The expansion has been long awaited because policymakers and lawmakers use crime statistics to allocate resources for prevention and victim assistance.

Senior White House adviser Valerie Jarrett called the change a “very, very important step.”

The issue got top-level White House attention starting last July, when Vice President Joe Biden raised it at a Cabinet meeting.

Biden, author of the Violence Against Women Act when he was in the Senate, said the new definition is a victory for women and men “whose suffering has gone unaccounted for over 80 years.”

Calling rape a “devastating crime,” the vice president said, “We can’t solve it unless we know the full extent of it.”
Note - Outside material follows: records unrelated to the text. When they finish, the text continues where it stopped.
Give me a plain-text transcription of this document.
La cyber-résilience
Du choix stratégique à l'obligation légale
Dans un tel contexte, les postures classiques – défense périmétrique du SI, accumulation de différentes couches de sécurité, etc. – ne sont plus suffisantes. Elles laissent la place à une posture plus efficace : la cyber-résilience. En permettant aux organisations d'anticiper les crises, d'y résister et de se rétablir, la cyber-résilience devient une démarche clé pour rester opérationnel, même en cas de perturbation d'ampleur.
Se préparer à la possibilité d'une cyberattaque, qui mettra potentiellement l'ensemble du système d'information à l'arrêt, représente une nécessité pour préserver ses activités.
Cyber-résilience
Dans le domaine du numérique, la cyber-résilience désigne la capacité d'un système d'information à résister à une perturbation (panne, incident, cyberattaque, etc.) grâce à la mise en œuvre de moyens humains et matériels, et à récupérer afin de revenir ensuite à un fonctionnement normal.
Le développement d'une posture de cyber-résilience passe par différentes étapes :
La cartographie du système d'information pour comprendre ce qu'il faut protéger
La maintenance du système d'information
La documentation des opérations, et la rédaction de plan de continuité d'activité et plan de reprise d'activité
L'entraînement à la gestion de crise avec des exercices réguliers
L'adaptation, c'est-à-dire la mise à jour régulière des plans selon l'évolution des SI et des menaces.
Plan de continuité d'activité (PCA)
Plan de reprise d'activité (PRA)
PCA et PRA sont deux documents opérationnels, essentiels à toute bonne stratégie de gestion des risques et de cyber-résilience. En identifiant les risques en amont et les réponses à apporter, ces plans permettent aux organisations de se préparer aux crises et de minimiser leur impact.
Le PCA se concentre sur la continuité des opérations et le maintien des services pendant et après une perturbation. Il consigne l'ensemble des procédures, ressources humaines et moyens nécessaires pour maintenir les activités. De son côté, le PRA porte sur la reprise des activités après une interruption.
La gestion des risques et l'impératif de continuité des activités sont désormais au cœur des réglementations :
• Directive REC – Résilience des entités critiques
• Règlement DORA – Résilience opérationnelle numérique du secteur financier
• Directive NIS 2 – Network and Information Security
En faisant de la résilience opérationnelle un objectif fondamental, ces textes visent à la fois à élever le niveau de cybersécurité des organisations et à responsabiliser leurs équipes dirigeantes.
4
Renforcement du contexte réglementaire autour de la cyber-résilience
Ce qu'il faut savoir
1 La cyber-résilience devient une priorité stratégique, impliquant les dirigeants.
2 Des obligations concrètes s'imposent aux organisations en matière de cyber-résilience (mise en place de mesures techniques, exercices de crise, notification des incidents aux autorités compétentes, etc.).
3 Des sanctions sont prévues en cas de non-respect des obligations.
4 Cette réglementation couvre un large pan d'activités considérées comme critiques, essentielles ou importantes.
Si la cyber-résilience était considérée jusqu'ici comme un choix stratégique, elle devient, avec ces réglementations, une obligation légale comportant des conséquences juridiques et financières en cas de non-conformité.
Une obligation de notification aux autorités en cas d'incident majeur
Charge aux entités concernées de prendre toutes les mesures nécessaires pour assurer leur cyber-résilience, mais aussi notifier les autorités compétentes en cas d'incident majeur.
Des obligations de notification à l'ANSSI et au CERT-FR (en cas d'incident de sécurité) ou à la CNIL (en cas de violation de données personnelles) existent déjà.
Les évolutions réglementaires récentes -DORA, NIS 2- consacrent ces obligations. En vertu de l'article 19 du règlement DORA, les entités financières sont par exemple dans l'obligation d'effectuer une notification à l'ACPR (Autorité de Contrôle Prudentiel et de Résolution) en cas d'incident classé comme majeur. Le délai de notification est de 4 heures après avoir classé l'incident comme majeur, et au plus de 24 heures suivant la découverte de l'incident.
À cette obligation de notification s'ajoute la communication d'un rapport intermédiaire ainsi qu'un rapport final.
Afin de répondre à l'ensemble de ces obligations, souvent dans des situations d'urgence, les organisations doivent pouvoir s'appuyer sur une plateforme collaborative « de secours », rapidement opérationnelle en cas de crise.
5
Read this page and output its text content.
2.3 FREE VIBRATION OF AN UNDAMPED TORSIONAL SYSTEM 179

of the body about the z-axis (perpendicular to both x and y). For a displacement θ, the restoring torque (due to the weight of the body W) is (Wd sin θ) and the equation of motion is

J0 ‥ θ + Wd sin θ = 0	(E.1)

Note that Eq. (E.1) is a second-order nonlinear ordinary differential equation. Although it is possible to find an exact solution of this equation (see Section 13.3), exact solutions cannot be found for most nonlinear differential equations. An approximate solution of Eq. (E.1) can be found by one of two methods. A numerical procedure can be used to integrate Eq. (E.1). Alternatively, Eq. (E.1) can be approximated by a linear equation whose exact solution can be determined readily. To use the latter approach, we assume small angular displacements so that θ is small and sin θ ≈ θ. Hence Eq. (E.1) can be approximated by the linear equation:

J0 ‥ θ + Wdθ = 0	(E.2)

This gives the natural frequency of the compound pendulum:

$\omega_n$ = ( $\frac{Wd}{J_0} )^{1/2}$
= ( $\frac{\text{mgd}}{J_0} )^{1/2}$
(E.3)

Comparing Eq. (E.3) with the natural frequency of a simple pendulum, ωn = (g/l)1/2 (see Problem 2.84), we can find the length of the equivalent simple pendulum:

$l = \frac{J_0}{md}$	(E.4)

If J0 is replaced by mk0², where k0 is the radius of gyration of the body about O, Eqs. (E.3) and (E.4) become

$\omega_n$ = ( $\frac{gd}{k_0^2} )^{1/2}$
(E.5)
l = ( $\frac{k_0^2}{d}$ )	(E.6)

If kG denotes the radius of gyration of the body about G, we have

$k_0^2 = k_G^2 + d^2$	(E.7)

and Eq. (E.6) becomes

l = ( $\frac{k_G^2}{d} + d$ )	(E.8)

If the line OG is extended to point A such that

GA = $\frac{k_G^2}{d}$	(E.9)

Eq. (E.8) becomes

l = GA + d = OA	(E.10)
Since 1929, the FBI has defined rape as the carnal knowledge of a female, forcibly and against her will.

The revised definition covers any sex of victim or attacker and includes instances in which the victim is incapable of giving consent because of the influence of drugs or alcohol or because of age.

Physical resistance is not required.

The Justice Department said the new definition mirrors the majority of state rape statutes now on the books.